Free Trade and Climate Change: Avoiding a Conflict
As the world prepares for the Copenhagen summit in December, it is becoming increasingly clear that ambitions of a grand, all-encompassing, binding agreement – including developed as well as developing countries – will not be reached. As an alternative, some countries are now suggesting that carbon based trade restrictions should be imposed on countries that are not undertaking acceptable bindings, or reductions, of future carbon emissions. Such restrictions, it is said, would prevent “carbon leakage” and motivate countries to undertake reductions or sign up to binding caps. However, this idea is not the only one involving a conflict between free trade and climate change. Trade distortive policies motivated by the ambition to slow down climate change have been in place in Europe for some time, for example in EU’s biofuels policy.

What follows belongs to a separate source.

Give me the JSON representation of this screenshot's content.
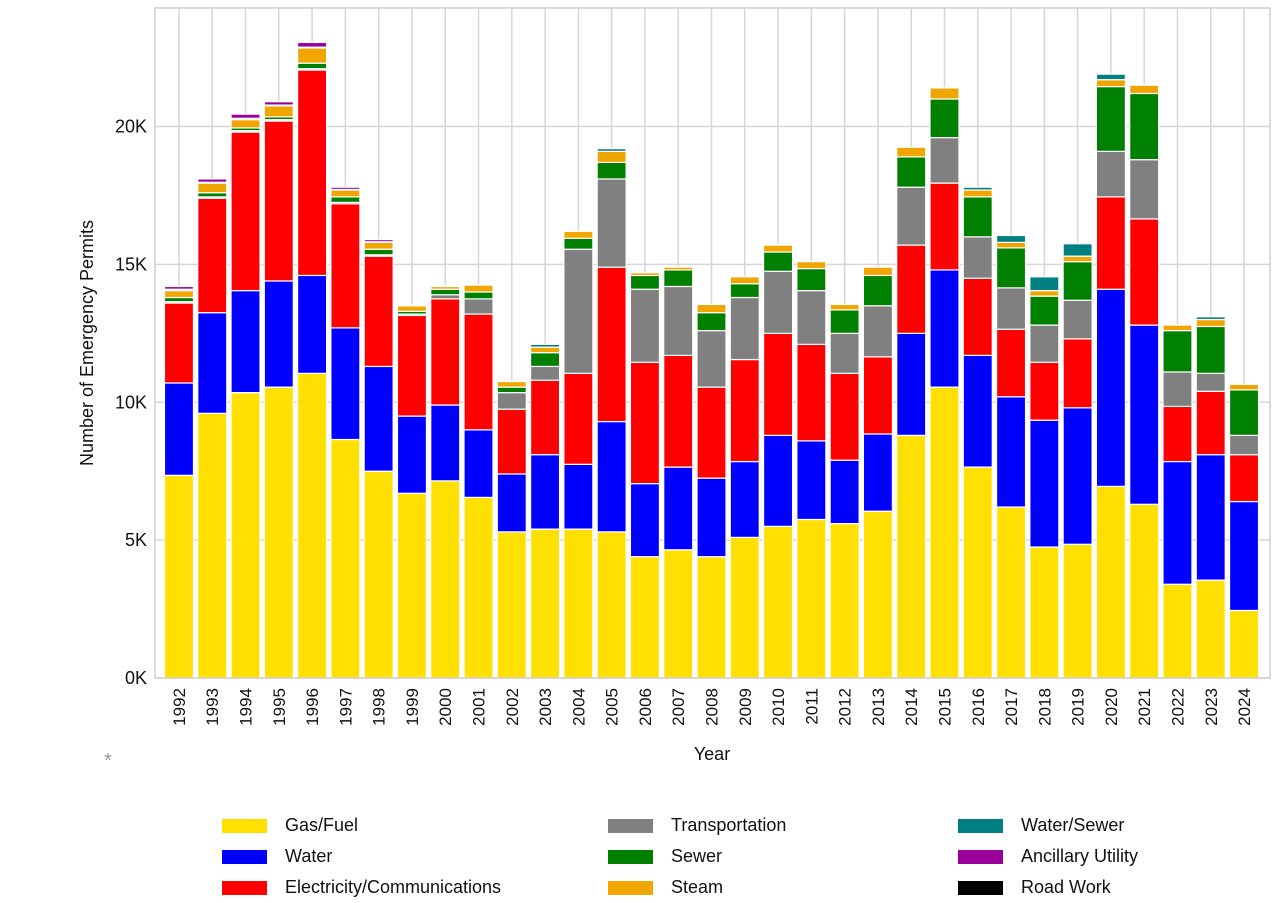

Punitive trade measures are not new, but do they help to achieve environmental goals? And can they be squared with ambitions to foster economic development in developing countries?

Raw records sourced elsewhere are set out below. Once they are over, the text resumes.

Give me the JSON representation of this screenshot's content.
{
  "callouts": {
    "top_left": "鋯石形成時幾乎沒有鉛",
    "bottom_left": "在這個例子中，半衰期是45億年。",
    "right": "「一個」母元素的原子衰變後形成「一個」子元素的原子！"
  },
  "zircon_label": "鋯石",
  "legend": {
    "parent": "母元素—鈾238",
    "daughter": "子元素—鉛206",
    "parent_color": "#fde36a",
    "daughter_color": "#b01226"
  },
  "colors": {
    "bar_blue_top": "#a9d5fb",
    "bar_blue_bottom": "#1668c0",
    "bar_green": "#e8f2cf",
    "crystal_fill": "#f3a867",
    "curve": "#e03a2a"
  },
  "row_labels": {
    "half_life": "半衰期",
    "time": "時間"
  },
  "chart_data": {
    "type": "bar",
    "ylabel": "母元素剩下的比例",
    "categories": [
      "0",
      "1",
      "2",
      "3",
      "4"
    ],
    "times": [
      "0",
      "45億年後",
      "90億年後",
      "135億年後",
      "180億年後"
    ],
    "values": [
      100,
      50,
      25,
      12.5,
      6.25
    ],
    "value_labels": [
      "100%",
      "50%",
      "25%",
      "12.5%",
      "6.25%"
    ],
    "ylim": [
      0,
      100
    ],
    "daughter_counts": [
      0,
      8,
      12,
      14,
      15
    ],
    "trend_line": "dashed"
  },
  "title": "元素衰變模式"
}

We are very pleased to invite you to a seminar with Professor Arvind Panagariya. He is a world leading expert on trade and development, and has just finished a new book on trade and climate change policy in developing countries, India in particular. Formerly the Chief Economist of Asia Development Bank, Dr. Panagariya is today a Professor of Economics and Jagdish Bhagwati Professor of Indian Political Economy at Columbia University in New York. ECIPE’s Director, Fredrik Erixon, will chair the meeting and give an introduction to a forthcoming paper about punitive trade measures.